Gradel, who is also founder and managing director of BtX energy, lists the advantages of the innovative process: “We do not have a chicken-and-egg problem. We do not have to wait for sun and wind. We use methane that would otherwise be harmful to the climate and even achieve negative emissions with H2 production.” It is also “pretty cool” to refuel one’s own hydrogen car just 20 meters away from the cows that provide the feedstock for the fuel.

Despite all the challenges, cautious optimism prevails in Berlin. The ramp-up of the hydrogen economy is progressing more slowly than expected just a few years ago, but it is happening, step by step. Projects and industrial applications are going into operation, infrastructures are under construction and becoming visible.

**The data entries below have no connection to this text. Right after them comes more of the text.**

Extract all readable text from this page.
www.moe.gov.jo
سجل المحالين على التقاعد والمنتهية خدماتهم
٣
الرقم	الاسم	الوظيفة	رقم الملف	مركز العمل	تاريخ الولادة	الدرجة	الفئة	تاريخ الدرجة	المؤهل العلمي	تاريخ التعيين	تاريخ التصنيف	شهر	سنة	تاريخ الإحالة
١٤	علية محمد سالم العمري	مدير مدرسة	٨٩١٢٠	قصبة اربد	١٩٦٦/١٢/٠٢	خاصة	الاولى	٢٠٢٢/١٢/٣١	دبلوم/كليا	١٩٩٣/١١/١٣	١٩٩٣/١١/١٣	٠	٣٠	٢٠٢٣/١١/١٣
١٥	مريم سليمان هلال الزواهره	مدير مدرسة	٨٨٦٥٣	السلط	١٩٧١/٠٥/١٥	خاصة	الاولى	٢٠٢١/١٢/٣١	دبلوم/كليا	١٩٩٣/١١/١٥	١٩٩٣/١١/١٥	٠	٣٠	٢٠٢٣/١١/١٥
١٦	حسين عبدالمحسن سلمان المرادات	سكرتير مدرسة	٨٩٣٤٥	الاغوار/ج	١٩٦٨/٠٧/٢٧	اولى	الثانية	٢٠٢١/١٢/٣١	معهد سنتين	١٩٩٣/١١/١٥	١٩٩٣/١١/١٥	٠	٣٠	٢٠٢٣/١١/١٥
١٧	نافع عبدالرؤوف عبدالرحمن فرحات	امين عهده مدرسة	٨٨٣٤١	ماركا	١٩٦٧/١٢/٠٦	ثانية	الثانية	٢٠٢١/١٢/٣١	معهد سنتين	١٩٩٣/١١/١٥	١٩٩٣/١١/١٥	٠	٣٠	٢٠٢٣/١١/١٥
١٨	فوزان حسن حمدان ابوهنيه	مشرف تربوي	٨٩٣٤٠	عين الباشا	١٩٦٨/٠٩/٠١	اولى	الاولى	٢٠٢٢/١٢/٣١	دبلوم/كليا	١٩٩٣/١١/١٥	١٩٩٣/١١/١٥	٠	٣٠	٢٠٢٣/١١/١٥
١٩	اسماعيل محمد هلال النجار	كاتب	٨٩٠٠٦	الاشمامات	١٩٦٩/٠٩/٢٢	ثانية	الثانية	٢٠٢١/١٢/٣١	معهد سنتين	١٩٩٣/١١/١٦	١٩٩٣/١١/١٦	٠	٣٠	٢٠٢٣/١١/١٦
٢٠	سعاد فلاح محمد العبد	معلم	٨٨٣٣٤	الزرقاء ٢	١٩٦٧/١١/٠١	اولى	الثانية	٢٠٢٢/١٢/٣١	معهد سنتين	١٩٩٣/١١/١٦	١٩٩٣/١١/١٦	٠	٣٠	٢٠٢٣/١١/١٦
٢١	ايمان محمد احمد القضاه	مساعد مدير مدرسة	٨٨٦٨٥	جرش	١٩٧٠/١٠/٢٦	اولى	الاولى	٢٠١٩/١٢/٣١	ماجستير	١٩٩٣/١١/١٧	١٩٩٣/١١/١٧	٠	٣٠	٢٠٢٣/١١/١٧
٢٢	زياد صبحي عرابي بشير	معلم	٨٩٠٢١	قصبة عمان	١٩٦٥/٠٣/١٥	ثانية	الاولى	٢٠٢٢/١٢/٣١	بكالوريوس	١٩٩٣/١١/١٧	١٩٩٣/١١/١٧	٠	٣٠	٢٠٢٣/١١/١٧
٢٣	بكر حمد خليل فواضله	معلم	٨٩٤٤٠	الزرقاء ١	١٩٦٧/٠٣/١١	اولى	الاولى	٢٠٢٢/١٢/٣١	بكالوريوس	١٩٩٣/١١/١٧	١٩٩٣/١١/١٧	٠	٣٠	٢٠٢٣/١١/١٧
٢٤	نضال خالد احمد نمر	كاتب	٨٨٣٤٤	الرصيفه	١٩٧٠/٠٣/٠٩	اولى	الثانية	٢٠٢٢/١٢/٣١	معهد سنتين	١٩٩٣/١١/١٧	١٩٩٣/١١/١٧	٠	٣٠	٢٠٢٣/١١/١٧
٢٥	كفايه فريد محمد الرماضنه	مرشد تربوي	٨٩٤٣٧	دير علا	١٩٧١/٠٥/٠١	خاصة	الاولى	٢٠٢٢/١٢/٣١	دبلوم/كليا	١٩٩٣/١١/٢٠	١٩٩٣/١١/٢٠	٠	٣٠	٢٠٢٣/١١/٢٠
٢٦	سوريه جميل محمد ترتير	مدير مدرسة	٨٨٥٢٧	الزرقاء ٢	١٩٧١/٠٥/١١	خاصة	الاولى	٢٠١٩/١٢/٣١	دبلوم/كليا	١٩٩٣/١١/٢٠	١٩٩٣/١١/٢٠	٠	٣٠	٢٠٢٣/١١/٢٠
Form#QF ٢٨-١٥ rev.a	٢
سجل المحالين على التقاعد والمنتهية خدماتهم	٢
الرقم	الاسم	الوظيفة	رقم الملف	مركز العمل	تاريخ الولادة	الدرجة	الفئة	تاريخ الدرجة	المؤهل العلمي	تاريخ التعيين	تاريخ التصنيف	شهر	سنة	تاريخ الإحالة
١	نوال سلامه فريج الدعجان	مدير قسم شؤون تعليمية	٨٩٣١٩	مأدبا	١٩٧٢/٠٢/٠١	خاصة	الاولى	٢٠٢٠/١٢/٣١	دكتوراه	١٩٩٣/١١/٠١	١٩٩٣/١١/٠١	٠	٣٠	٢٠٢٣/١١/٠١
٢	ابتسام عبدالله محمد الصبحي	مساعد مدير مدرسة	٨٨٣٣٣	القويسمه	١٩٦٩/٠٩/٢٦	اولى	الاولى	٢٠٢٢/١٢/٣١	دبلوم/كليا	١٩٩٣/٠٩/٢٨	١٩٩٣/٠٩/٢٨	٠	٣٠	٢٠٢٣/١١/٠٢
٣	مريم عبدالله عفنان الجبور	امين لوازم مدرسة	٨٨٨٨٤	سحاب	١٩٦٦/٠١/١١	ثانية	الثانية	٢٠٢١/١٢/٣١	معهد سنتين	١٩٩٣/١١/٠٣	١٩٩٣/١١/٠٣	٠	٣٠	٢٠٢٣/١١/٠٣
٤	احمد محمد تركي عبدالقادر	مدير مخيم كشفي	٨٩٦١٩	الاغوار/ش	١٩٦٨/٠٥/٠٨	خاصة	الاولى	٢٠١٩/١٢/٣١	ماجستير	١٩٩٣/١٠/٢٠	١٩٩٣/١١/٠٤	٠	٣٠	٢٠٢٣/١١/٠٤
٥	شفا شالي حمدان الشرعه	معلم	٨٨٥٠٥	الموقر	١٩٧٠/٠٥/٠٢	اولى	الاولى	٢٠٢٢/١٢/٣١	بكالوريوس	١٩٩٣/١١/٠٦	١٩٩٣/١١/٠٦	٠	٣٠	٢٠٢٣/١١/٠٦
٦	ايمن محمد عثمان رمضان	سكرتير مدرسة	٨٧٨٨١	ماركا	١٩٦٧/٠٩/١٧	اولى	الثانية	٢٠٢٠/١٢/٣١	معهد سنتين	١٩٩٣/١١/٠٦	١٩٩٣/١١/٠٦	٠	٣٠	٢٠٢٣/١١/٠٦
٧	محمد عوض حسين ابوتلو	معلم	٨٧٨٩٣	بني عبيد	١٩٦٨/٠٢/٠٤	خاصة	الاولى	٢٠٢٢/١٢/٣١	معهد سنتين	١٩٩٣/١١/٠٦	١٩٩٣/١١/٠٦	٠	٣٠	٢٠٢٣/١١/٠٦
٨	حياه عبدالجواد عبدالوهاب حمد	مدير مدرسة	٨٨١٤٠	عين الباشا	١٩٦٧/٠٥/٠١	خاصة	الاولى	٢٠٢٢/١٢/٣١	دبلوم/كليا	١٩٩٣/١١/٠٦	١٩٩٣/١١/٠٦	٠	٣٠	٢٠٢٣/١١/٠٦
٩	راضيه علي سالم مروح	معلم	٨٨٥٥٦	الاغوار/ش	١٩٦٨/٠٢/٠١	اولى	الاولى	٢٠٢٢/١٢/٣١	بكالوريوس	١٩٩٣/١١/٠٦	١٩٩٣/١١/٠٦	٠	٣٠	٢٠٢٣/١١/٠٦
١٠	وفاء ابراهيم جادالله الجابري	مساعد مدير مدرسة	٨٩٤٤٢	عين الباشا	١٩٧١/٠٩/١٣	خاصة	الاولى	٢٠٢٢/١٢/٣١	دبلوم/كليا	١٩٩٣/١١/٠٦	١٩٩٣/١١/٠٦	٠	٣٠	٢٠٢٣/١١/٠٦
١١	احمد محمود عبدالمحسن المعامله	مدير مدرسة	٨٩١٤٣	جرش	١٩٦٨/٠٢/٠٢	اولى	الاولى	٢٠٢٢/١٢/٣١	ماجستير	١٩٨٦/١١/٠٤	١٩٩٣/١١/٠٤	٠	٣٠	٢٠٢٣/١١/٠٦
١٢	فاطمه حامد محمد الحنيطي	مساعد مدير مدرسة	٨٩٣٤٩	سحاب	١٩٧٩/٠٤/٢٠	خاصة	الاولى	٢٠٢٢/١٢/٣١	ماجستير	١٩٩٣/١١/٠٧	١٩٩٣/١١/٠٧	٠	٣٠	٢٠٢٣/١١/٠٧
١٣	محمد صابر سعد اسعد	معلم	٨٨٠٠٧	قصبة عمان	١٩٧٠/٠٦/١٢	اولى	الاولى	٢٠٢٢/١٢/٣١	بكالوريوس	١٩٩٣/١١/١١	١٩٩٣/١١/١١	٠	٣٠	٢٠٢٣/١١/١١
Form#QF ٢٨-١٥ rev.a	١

The decisive factor will now be whether it succeeds in developing scalable markets from individual projects. Lead markets could play a key role here, provided that policymakers and regulation set the course accordingly. Or, as one participant put it: hydrogen is not decided in strategy papers, but in real projects. Berlin has shown that such projects already exist. Now they must be scaled and rolled out broadly.